A number of shareholders expressed concern that SMG never brought the bid, first made before Christmas, to their attention. Lord Alli made a face-to-face presentation to Christopher Masters, SMG's chairman, in mid- December but the cash offer became public only on Thursday when the Labour peer wrote to SMG again, seeking talks. Lord Alli was rebuffed on both occasions. SMG said it is not considering his offer.

Shareholders said they were concerned about reports that SMG had apparently set its face against selling Virgin Radio.

Following the latest rejection, Lord Alli's consortium has contacted SMG shareholders, seeking talks, to try to put pressure on SMG to sell.

ITV, which has a 17 per cent stake, has agreed in principle to meet Lord Alli's bidding team. Chris Evans, the former owner of Virgin Radio and a 3 per cent shareholder in SMG, is unlikely to support the company, as he has clashed repeatedly with SMG management. The attitude of Fidelity, which has a 10 per cent stake, will now be crucial.

It also emerged yesterday that other radio groups would be interested in buying Virgin, which owns one of only three national analogue broadcast licences in the commercial sector. It is understood that Guardian Media Group (GMG), Emap, Capital Radio and Chrysalis may be interested in Virgin Radio.

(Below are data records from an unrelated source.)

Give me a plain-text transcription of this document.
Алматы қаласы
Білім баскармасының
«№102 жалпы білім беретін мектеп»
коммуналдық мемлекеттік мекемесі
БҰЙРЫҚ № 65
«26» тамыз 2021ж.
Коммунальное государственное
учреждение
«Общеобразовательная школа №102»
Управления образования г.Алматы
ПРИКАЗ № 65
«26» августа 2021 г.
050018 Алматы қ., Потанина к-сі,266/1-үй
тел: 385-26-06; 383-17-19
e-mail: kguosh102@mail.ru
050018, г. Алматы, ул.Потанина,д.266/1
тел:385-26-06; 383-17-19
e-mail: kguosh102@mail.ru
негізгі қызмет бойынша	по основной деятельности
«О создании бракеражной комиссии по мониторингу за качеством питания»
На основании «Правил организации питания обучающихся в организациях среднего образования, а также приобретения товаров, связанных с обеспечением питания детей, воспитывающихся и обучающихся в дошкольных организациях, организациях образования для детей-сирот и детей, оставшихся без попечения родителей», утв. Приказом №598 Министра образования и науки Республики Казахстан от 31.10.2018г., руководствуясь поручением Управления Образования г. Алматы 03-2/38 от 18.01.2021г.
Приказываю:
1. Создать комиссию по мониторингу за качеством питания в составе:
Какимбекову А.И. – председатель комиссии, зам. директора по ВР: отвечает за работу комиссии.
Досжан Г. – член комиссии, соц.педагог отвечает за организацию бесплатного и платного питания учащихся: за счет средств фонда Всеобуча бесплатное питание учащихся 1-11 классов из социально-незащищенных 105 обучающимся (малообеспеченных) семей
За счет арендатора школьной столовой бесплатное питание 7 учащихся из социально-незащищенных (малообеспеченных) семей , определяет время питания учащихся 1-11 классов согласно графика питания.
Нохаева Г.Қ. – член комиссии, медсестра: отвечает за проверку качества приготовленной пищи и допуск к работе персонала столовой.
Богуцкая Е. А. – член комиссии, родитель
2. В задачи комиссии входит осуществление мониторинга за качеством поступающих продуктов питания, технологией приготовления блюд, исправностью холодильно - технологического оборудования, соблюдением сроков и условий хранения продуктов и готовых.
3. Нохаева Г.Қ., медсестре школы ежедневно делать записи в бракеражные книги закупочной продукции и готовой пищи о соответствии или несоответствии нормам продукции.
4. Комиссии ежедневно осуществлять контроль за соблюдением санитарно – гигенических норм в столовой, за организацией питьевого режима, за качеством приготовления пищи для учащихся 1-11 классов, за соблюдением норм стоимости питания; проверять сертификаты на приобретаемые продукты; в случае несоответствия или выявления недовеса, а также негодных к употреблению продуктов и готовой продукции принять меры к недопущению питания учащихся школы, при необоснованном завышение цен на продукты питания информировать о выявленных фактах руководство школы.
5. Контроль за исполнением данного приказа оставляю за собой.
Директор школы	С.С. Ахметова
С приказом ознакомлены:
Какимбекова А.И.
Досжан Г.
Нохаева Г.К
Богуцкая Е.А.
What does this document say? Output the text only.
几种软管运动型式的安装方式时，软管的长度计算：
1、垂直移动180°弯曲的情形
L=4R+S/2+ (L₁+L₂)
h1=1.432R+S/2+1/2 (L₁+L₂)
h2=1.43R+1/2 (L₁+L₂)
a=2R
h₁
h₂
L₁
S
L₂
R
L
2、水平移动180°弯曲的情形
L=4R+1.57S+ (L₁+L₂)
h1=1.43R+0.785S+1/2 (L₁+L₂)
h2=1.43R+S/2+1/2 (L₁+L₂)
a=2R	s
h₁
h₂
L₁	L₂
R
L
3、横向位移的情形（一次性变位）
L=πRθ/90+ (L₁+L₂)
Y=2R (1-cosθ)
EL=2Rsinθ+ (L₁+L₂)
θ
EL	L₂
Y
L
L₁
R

City sources said if Virgin Radio was put up for auction, it would be likely to fetch more than the pounds 100m offer made by Lord Alli's consortium. Some reckoned it could make pounds 130m.

Virgin Radio was bought for about pounds 200m as part of SMG's Ginger Media acquisition in 2000 at the height of the stock market boom. Under SMG control, Virgin Radio, a rock station, has seen a collapse in its audience numbers and profitability.

Richard Menzies-Gow, an analyst at Dresdner Kleinwort Wasserstein, said: "They've yet to prove they can truly run a radio business."

Since the end of 1999, Virgin combined its AM and FM audience and it has dropped by 40 per cent, from 24.7 million listening hours per week to 14.8 million in the most recent figures. Estimated earnings, before interest and tax for the current year at Virgin Radio, are forecast at pounds 5.6m.

In the key battleground of breakfast shows, Virgin Radio's morning DJs, Pete and Geoff, have lost out. In the most recent figures for the lucrative London market, their show had a market share of just 2.4 per cent.

Mr Menzies-Gow said: "GMG is particularly keen and can afford a longer- term view on the investment so would be our favourite to win in an auction."

John Myers, the head of radio at GMG, has said it would be interested in acquiring Virgin. David Mansfield, the chief executive of Capital Radio, recently reaffirmed his interest, despite Capital's forthcoming merger with GWR, which will give it 40 per cent of the radio advertising market.